Adapting certified certain uncertainty (CCU) robust model from Towards neural networks that provably know when they don't know
A natural extension which makes use of a mathematical machinery similar to Gaussian Mixture Models (GMM) is the radial basis function (RBF) neural networks where we will build from Alessio Russo
Goal is to integrate RBF layer with Robust model sharing RBF and GMM computation for efficiency.
The CCU is able to reduce confidence far from the expected input distance from a Multi-layer-perceptron (MLP). We will illustrate this
using SKlearns two moons data set for a non-linear decision boundary.
Where we can see on the left the base MLP has high confidence in the feature space far from the decision boundary.
RBFNNs also mirror the high confidence far from the decision boundary, but use their radial basis functions to determine
how to define decision boundaries. 
The RBFNNs do not learn to map the density in the same way as the GMMs. They place their centers based on where optimizes learning decision boundaries. The following plot will show the centers of the RBF and GMMs as well as their learned kernels.

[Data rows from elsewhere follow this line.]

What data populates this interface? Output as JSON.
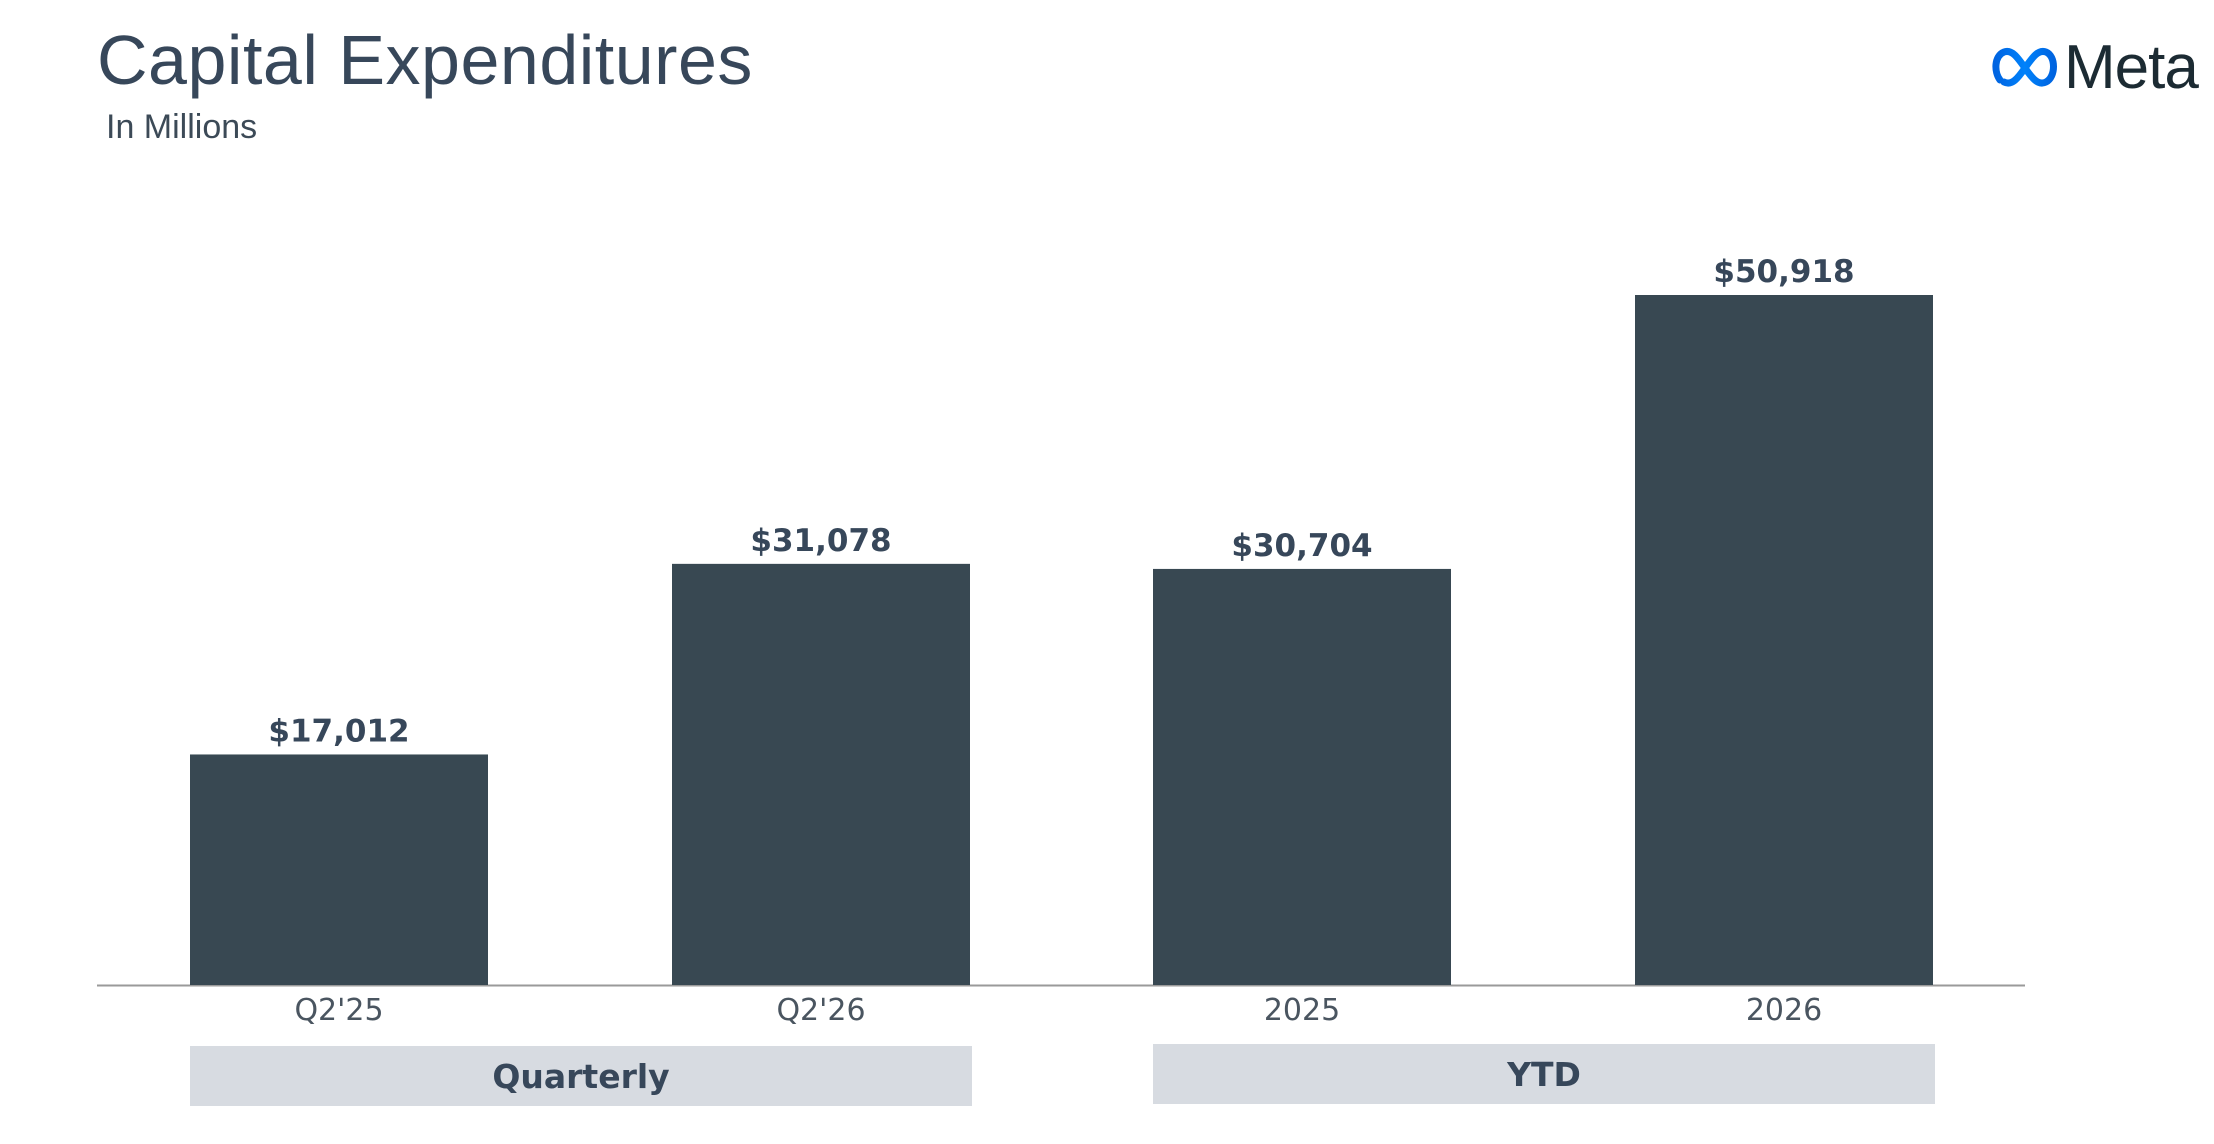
{
  "header": {
    "title": "Capital Expenditures",
    "subtitle": "In Millions",
    "logo_text": "Meta",
    "logo_icon": "meta-infinity-icon"
  },
  "colors": {
    "bar": "#384852",
    "group_box": "#d7dbe1",
    "logo_blue": "#0866ff"
  },
  "chart_data": {
    "type": "bar",
    "title": "Capital Expenditures",
    "subtitle": "In Millions",
    "categories": [
      "Q2'25",
      "Q2'26",
      "2025",
      "2026"
    ],
    "values": [
      17012,
      31078,
      30704,
      50918
    ],
    "data_labels": [
      "$17,012",
      "$31,078",
      "$30,704",
      "$50,918"
    ],
    "groups": [
      {
        "label": "Quarterly",
        "categories": [
          "Q2'25",
          "Q2'26"
        ]
      },
      {
        "label": "YTD",
        "categories": [
          "2025",
          "2026"
        ]
      }
    ],
    "xlabel": "",
    "ylabel": "",
    "ylim": [
      0,
      52000
    ],
    "grid": false,
    "legend": "none"
  }
}
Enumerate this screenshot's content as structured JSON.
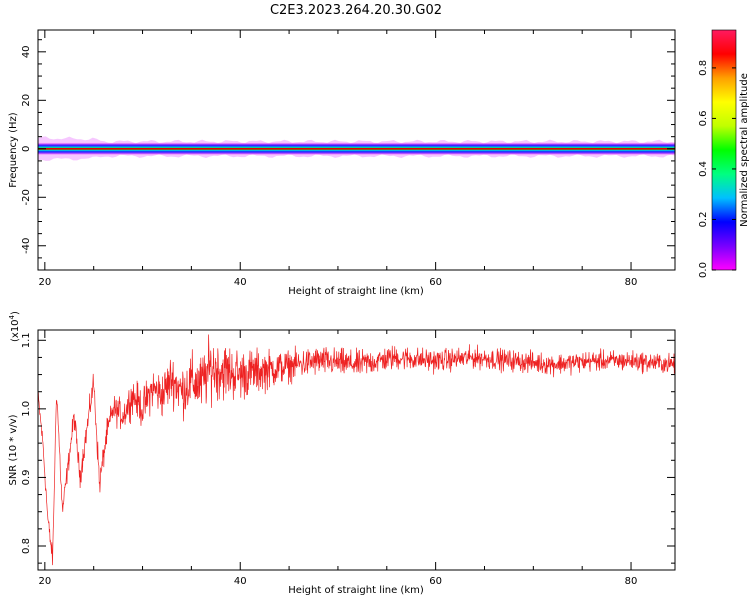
{
  "title": "C2E3.2023.264.20.30.G02",
  "chart_data": [
    {
      "type": "heatmap",
      "xlabel": "Height of straight line (km)",
      "ylabel": "Frequency (Hz)",
      "xlim": [
        19.3,
        84.5
      ],
      "ylim": [
        -50,
        49
      ],
      "xticks": [
        20,
        40,
        60,
        80
      ],
      "yticks": [
        -40,
        -20,
        0,
        20,
        40
      ],
      "band_center_hz": 0,
      "band_halfwidth_hz": [
        {
          "x": 19.3,
          "hw": 4.5
        },
        {
          "x": 25.0,
          "hw": 4.0
        },
        {
          "x": 26.0,
          "hw": 3.0
        },
        {
          "x": 84.5,
          "hw": 3.0
        }
      ],
      "colorbar": {
        "label": "Normalized spectral amplitude",
        "range": [
          0.0,
          0.95
        ],
        "ticks": [
          0.0,
          0.2,
          0.4,
          0.6,
          0.8
        ],
        "colormap": [
          "#ff00ff",
          "#7700ff",
          "#0000ff",
          "#00c0ff",
          "#00ff80",
          "#00ff00",
          "#c0ff00",
          "#ffff00",
          "#ffa000",
          "#ff0000",
          "#ff1a60"
        ]
      }
    },
    {
      "type": "line",
      "xlabel": "Height of straight line (km)",
      "ylabel": "SNR (10 * v/v)",
      "yscale_label": "(x10",
      "yscale_exp": "4",
      "yscale_close": ")",
      "xlim": [
        19.3,
        84.5
      ],
      "ylim": [
        0.765,
        1.115
      ],
      "xticks": [
        20,
        40,
        60,
        80
      ],
      "yticks": [
        0.8,
        0.9,
        1.0,
        1.1
      ],
      "color": "#ee2222",
      "trend_points": [
        {
          "x": 19.3,
          "y": 1.02
        },
        {
          "x": 19.8,
          "y": 0.95
        },
        {
          "x": 20.3,
          "y": 0.84
        },
        {
          "x": 20.8,
          "y": 0.78
        },
        {
          "x": 21.2,
          "y": 1.03
        },
        {
          "x": 21.8,
          "y": 0.85
        },
        {
          "x": 22.4,
          "y": 0.92
        },
        {
          "x": 23.0,
          "y": 0.99
        },
        {
          "x": 23.6,
          "y": 0.9
        },
        {
          "x": 24.3,
          "y": 0.97
        },
        {
          "x": 25.0,
          "y": 1.04
        },
        {
          "x": 25.6,
          "y": 0.89
        },
        {
          "x": 26.3,
          "y": 0.96
        },
        {
          "x": 27.0,
          "y": 1.0
        },
        {
          "x": 28.0,
          "y": 0.99
        },
        {
          "x": 29.0,
          "y": 1.02
        },
        {
          "x": 30.0,
          "y": 1.0
        },
        {
          "x": 31.0,
          "y": 1.03
        },
        {
          "x": 32.0,
          "y": 1.02
        },
        {
          "x": 33.0,
          "y": 1.045
        },
        {
          "x": 34.0,
          "y": 1.025
        },
        {
          "x": 35.0,
          "y": 1.04
        },
        {
          "x": 36.0,
          "y": 1.035
        },
        {
          "x": 37.0,
          "y": 1.06
        },
        {
          "x": 40.0,
          "y": 1.05
        },
        {
          "x": 44.0,
          "y": 1.06
        },
        {
          "x": 48.0,
          "y": 1.07
        },
        {
          "x": 52.0,
          "y": 1.065
        },
        {
          "x": 56.0,
          "y": 1.075
        },
        {
          "x": 60.0,
          "y": 1.07
        },
        {
          "x": 64.0,
          "y": 1.075
        },
        {
          "x": 68.0,
          "y": 1.07
        },
        {
          "x": 72.0,
          "y": 1.065
        },
        {
          "x": 76.0,
          "y": 1.07
        },
        {
          "x": 80.0,
          "y": 1.07
        },
        {
          "x": 84.5,
          "y": 1.065
        }
      ],
      "noise_amplitude": [
        {
          "x": 19.3,
          "a": 0.012
        },
        {
          "x": 27.0,
          "a": 0.02
        },
        {
          "x": 33.0,
          "a": 0.035
        },
        {
          "x": 37.0,
          "a": 0.045
        },
        {
          "x": 45.0,
          "a": 0.022
        },
        {
          "x": 60.0,
          "a": 0.016
        },
        {
          "x": 84.5,
          "a": 0.014
        }
      ]
    }
  ]
}
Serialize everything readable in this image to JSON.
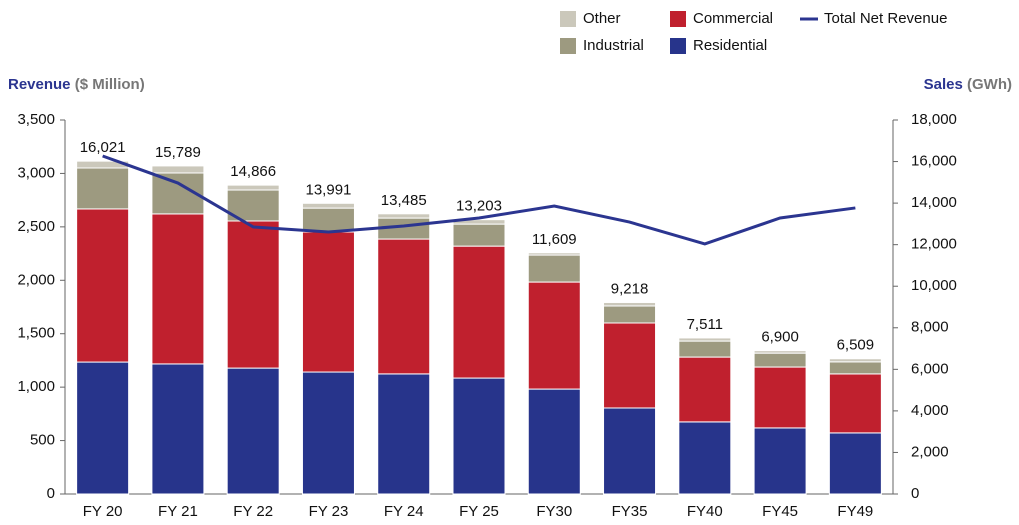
{
  "chart_data": {
    "type": "bar",
    "y_label": "Revenue",
    "y_label_unit": "($ Million)",
    "y2_label": "Sales",
    "y2_label_unit": "(GWh)",
    "categories": [
      "FY 20",
      "FY 21",
      "FY 22",
      "FY 23",
      "FY 24",
      "FY 25",
      "FY30",
      "FY35",
      "FY40",
      "FY45",
      "FY49"
    ],
    "series": [
      {
        "name": "Residential",
        "color": "#27348b",
        "axis": "y2",
        "values": [
          6350,
          6260,
          6060,
          5870,
          5780,
          5580,
          5050,
          4140,
          3470,
          3180,
          2940
        ]
      },
      {
        "name": "Commercial",
        "color": "#c0202e",
        "axis": "y2",
        "values": [
          7370,
          7220,
          7080,
          6740,
          6490,
          6350,
          5150,
          4090,
          3120,
          2930,
          2840
        ]
      },
      {
        "name": "Industrial",
        "color": "#9d9a80",
        "axis": "y2",
        "values": [
          1970,
          1970,
          1490,
          1150,
          1010,
          1060,
          1300,
          820,
          770,
          670,
          580
        ]
      },
      {
        "name": "Other",
        "color": "#cbc8bb",
        "axis": "y2",
        "values": [
          330,
          340,
          236,
          231,
          205,
          213,
          109,
          168,
          151,
          120,
          149
        ]
      },
      {
        "name": "Total Net Revenue",
        "color": "#2b3590",
        "type": "line",
        "axis": "y",
        "values": [
          3163,
          2910,
          2499,
          2452,
          2508,
          2583,
          2695,
          2545,
          2340,
          2583,
          2677
        ]
      }
    ],
    "totals": [
      16021,
      15789,
      14866,
      13991,
      13485,
      13203,
      11609,
      9218,
      7511,
      6900,
      6509
    ],
    "total_labels": [
      "16,021",
      "15,789",
      "14,866",
      "13,991",
      "13,485",
      "13,203",
      "11,609",
      "9,218",
      "7,511",
      "6,900",
      "6,509"
    ],
    "ylim": [
      0,
      3500
    ],
    "yticks": [
      0,
      500,
      {
        "value": 1000,
        "label": "1,000"
      },
      {
        "value": 1500,
        "label": "1,500"
      },
      {
        "value": 2000,
        "label": "2,000"
      },
      {
        "value": 2500,
        "label": "2,500"
      },
      {
        "value": 3000,
        "label": "3,000"
      },
      {
        "value": 3500,
        "label": "3,500"
      }
    ],
    "y2lim": [
      0,
      18000
    ],
    "y2ticks": [
      0,
      {
        "value": 2000,
        "label": "2,000"
      },
      {
        "value": 4000,
        "label": "4,000"
      },
      {
        "value": 6000,
        "label": "6,000"
      },
      {
        "value": 8000,
        "label": "8,000"
      },
      {
        "value": 10000,
        "label": "10,000"
      },
      {
        "value": 12000,
        "label": "12,000"
      },
      {
        "value": 14000,
        "label": "14,000"
      },
      {
        "value": 16000,
        "label": "16,000"
      },
      {
        "value": 18000,
        "label": "18,000"
      }
    ],
    "grid": false,
    "legend": "top-right"
  }
}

To illustrate this further I will show the learning process of the RBF kernels and GMM likelihood both with 10 centers on our two moons data set.
Where from the above we can see that the RBF kernels do not have the stability seen from the EM algorithm. This comes the two competing optimizations.
Fixing the centers,based on the GMM centers, and learning the RBF looks like the below.

Implement beyond spherical variance for clusters and modify distance metrics.